Réformer la réforme grecque

Mardi 17 Février 2015

PRINCETON – Le nouveau gouvernement grec, dirigé par le parti anti-austérité Syriza, présente à la zone euro un défi auquel elle n'a encore jamais fait face : traiter avec des dirigeants nationaux qui se situent en dehors du courant européen traditionnel. Syriza est à bien des égards un parti radical et ses vues sur la politique économique sont souvent décrites comme étant d'extrême gauche. Mais le point de vue de ce parti sur la dette et sur l'austérité a reçu le soutien de nombreux économistes parfaitement traditionnels en Europe et en Amérique. Quelle est donc la spécificité de Syriza ?

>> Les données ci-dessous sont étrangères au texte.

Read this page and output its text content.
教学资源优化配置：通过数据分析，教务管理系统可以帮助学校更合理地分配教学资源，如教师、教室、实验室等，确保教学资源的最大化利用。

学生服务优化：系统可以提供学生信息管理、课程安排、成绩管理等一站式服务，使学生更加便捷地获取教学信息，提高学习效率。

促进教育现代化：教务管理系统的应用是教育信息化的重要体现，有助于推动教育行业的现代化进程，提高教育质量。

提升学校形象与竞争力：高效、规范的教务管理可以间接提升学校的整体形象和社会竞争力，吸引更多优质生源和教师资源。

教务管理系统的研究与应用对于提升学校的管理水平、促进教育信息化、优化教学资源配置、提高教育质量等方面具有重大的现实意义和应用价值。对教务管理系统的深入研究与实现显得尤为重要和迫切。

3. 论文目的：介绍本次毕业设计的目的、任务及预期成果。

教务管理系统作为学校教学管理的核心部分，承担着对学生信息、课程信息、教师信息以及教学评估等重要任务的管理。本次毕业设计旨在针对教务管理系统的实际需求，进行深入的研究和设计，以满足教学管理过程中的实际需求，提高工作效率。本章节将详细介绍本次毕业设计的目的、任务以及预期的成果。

Dani Rodrik, professeur en sciences sociales à l'Institute for Advanced Study de Princeton, New Jersey
Dani Rodrik, professeur en sciences sociales à l'Institute for Advanced Study de Princeton, New Jersey
Toutes les négociations entre débiteurs et créanciers impliquent dans une certaine mesure du bluff et des paroles en l'air. Mais le ministre des Finances dissident de la Grèce Yanis Varoufakis a défendu sa cause hardiment devant les médias et l'opinion publique, d'une manière qui laisse peu de doute quant à sa volonté de ne faire aucune concession.

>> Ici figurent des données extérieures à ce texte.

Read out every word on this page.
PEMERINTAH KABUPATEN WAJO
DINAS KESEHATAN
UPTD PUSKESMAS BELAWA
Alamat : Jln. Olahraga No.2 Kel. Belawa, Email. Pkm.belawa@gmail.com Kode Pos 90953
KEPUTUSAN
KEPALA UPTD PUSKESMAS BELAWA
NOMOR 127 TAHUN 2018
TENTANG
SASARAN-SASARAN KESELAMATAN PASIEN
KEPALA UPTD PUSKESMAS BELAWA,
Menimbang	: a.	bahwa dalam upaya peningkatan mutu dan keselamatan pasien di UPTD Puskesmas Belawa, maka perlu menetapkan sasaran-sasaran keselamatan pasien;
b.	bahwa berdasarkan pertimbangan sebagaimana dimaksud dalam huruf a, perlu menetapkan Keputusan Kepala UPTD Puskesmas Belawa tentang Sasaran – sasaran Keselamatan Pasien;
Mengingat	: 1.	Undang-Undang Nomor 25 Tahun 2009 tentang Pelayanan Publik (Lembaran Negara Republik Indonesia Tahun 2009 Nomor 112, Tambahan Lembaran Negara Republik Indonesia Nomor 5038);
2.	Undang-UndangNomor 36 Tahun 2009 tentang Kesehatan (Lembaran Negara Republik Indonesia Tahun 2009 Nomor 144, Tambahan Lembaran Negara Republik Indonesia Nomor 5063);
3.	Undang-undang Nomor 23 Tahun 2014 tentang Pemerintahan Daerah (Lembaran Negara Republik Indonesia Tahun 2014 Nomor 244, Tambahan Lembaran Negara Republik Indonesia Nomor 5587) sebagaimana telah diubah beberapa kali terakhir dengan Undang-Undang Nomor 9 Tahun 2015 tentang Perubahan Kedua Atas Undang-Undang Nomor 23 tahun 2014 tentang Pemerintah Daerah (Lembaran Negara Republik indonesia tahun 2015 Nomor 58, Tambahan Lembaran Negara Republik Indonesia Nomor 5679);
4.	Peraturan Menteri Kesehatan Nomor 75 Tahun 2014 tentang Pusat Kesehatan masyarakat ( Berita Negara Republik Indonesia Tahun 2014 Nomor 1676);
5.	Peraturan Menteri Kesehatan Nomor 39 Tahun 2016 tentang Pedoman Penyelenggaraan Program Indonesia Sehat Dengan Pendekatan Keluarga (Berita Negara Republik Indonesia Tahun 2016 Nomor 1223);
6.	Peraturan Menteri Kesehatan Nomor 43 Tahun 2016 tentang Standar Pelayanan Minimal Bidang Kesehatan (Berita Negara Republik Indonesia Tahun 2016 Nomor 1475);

On pourrait s'attendre à ce que les négociations entre les Grecs et la « troïka » (la Commission européenne, la Banque Centrale Européenne et le Fonds Monétaire International) portent principalement sur un accord sur la situation économique. Mais ce serait un vœu pieux. Les Allemands, avec les pays créanciers plus petits, sont bien résolus contre tout assouplissement de l'austérité et sont catégoriques sur ce point que « la réforme structurelle » doit rester une condition de financement supplémentaire. Ils pensent que des conditions plus faciles serait économiquement contre-productives, notamment parce que cela donnerait l'occasion aux Grecs de revenir à leurs mauvaises habitudes.

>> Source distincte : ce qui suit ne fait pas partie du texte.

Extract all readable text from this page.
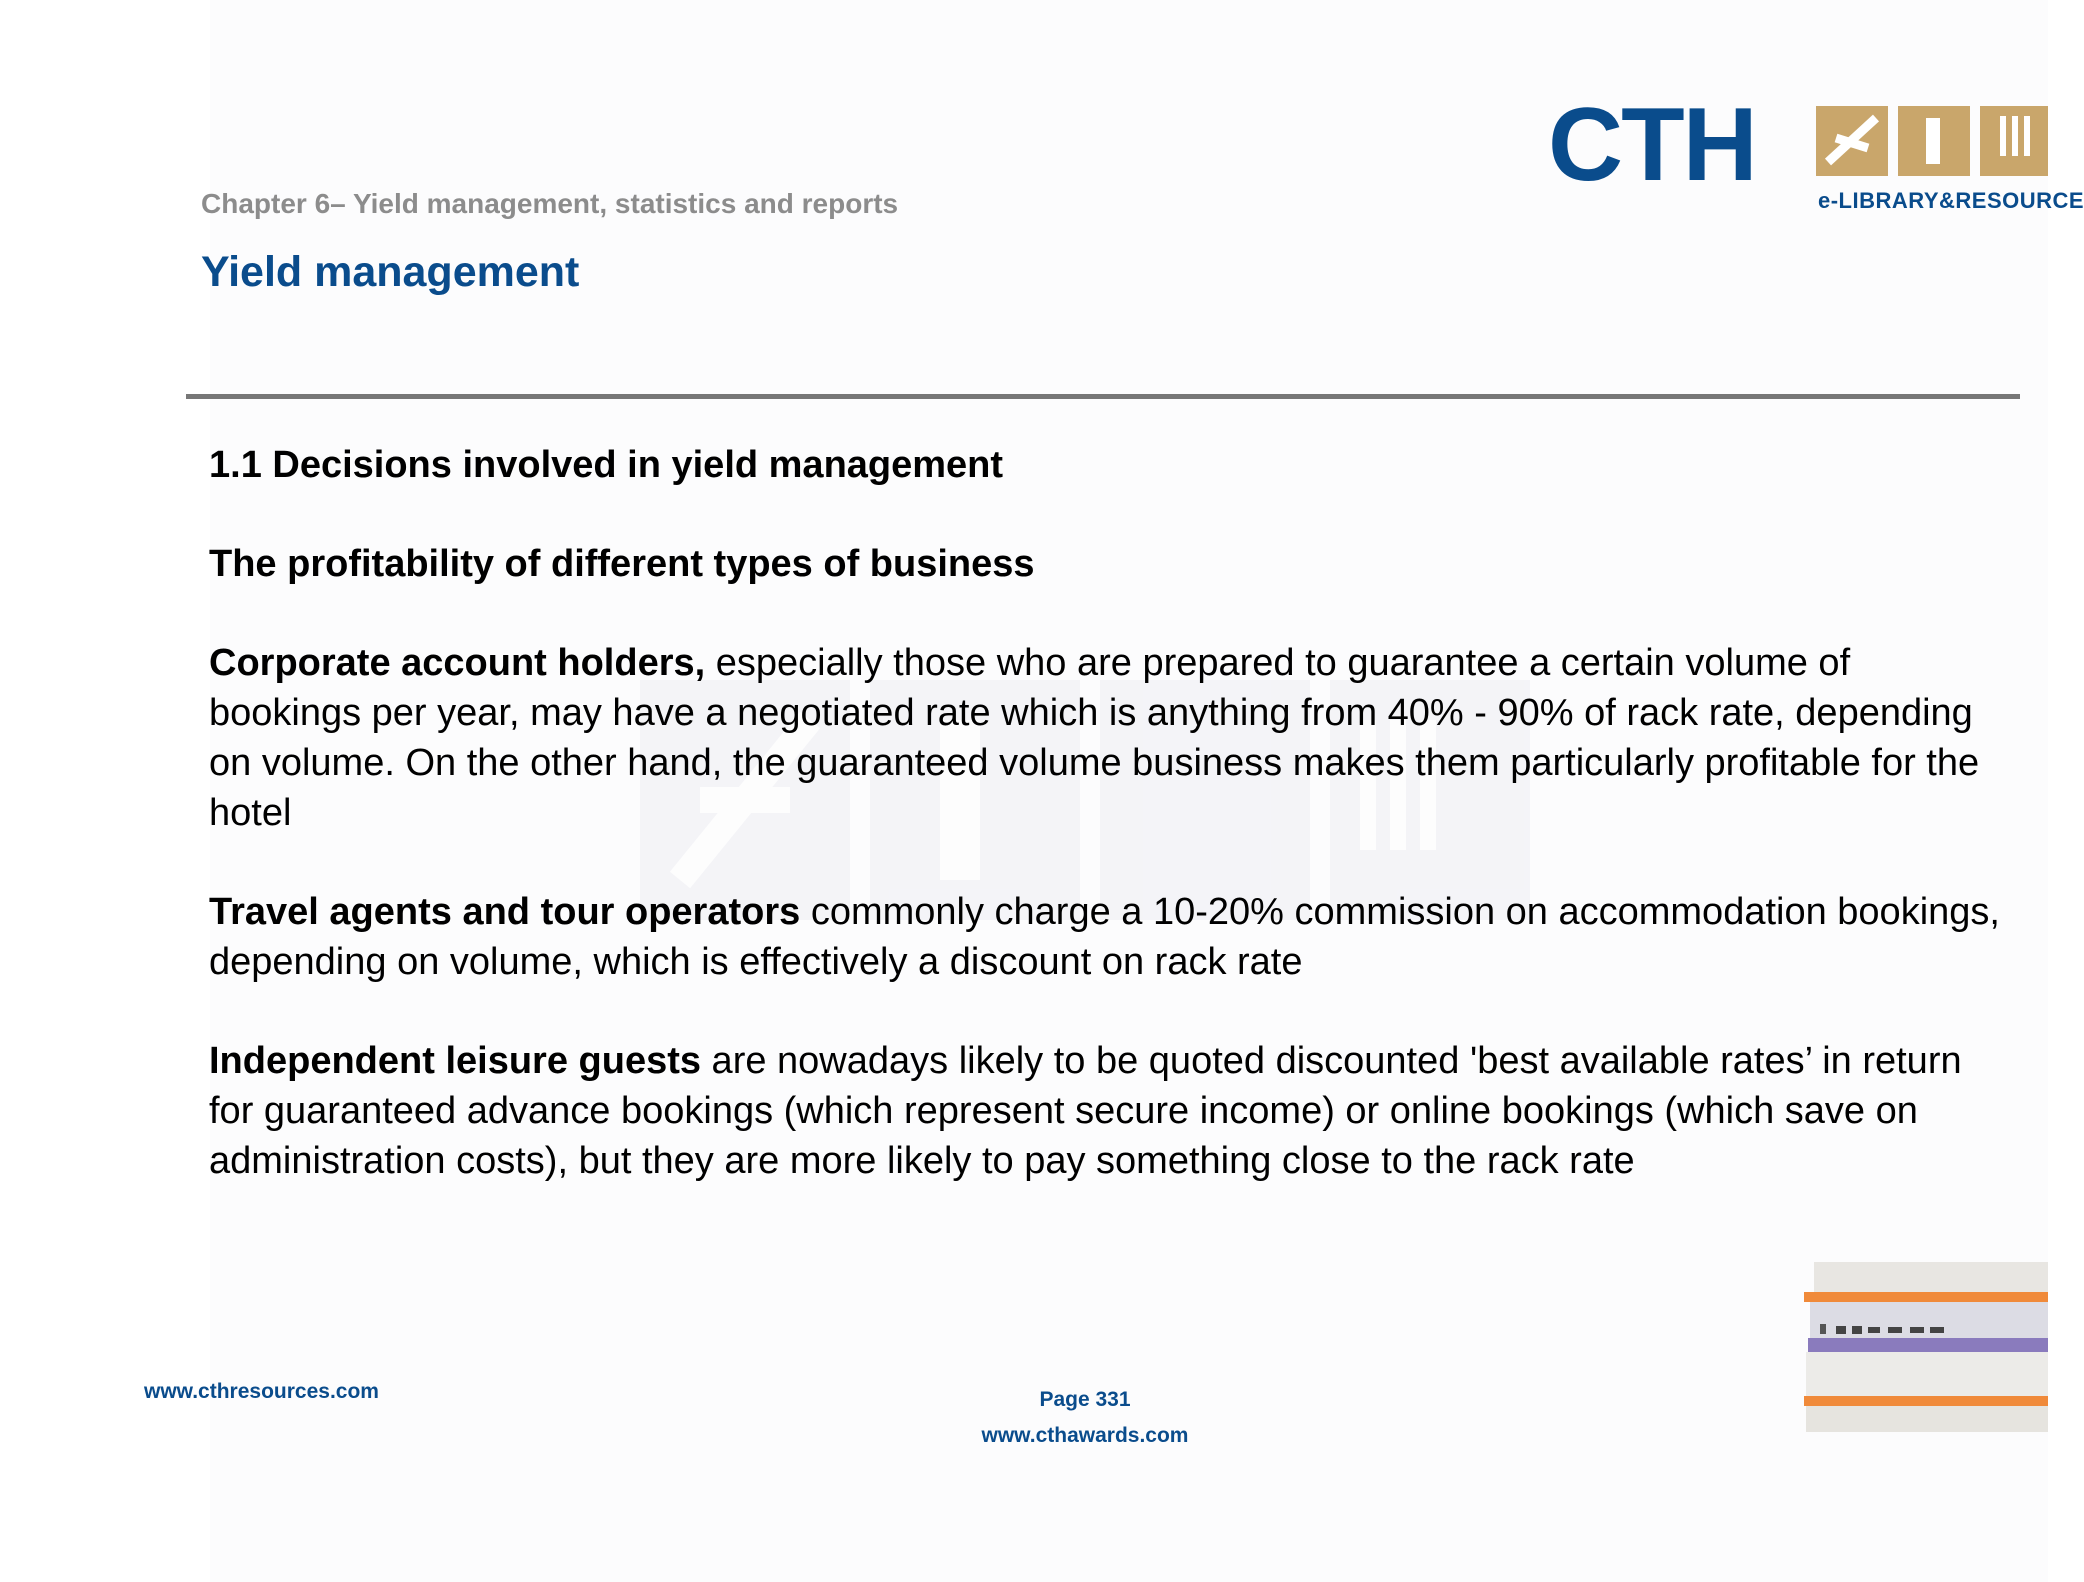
Chapter 6– Yield management, statistics and reports
Yield management
CTH	e-LIBRARY&RESOURCE
1.1 Decisions involved in yield management
The profitability of different types of business

Corporate account holders, especially those who are prepared to guarantee a certain volume of bookings per year, may have a negotiated rate which is anything from 40% - 90% of rack rate, depending on volume. On the other hand, the guaranteed volume business makes them particularly profitable for the hotel

Travel agents and tour operators commonly charge a 10-20% commission on accommodation bookings, depending on volume, which is effectively a discount on rack rate

Independent leisure guests are nowadays likely to be quoted discounted 'best available rates’ in return for guaranteed advance bookings (which represent secure income) or online bookings (which save on administration costs), but they are more likely to pay something close to the rack rate

www.cthresources.com	Page 331
www.cthawards.com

Ce qui se déroule en fait sous nos yeux n'est pas une discussion rationnelle sur l'économie, mais du marchandage pur et simple. Et la seule monnaie d'échange de Varoufakis semble être la menace implicite que la Grèce puisse quitter l'euro (« Grexit »). La menace n'est qu'implicite : la plupart des Grecs ne veulent pas de Grexit et Varoufakis et le Premier ministre Alexis Tsipras ont répugné dernièrement à déclarer de telles intentions. Mais sans la menace, les allégations de Varoufakis sur la légitimité démocratique resteraient probablement lettre morte à Berlin, à Francfort et à Bruxelles. Syriza n'aurait pas d'autre choix que de poursuivre le programme économique qu'il a été élu pour révoquer.
L'efficacité de la menace de Grexit dépend de deux conditions. Tout d'abord, l'Allemagne et d'autres membres de la zone euro doivent considérer Grexit comme un risque important pour eux-mêmes. Ensuite, un retour à la drachme doit offrir la perspective que l'économie grecque finisse par faire mieux seule qu'au sein de l'union monétaire (et le cadre du programme économique existant). En l'absence de la première condition, la zone euro répondra à la Grèce en disant: « Soyez notre hôte, partez. » En l'absence de la deuxième condition, la menace de la Grèce ne sera pas crédible.
Et c'est là que l'économie entre à nouveau en jeu. Considérons la première condition. Certains observateurs semblent s'être convaincus que les retombées de Grexit sont gérables. La Grèce est à la fois petite et dans une position unique désespérée. Il est donc possible que d'autres membres fragiles (Espagne, Portugal et Italie) soient épargnés par la contagion financière et que la viabilité de l'euro ne soit pas touchée de façon spectaculaire.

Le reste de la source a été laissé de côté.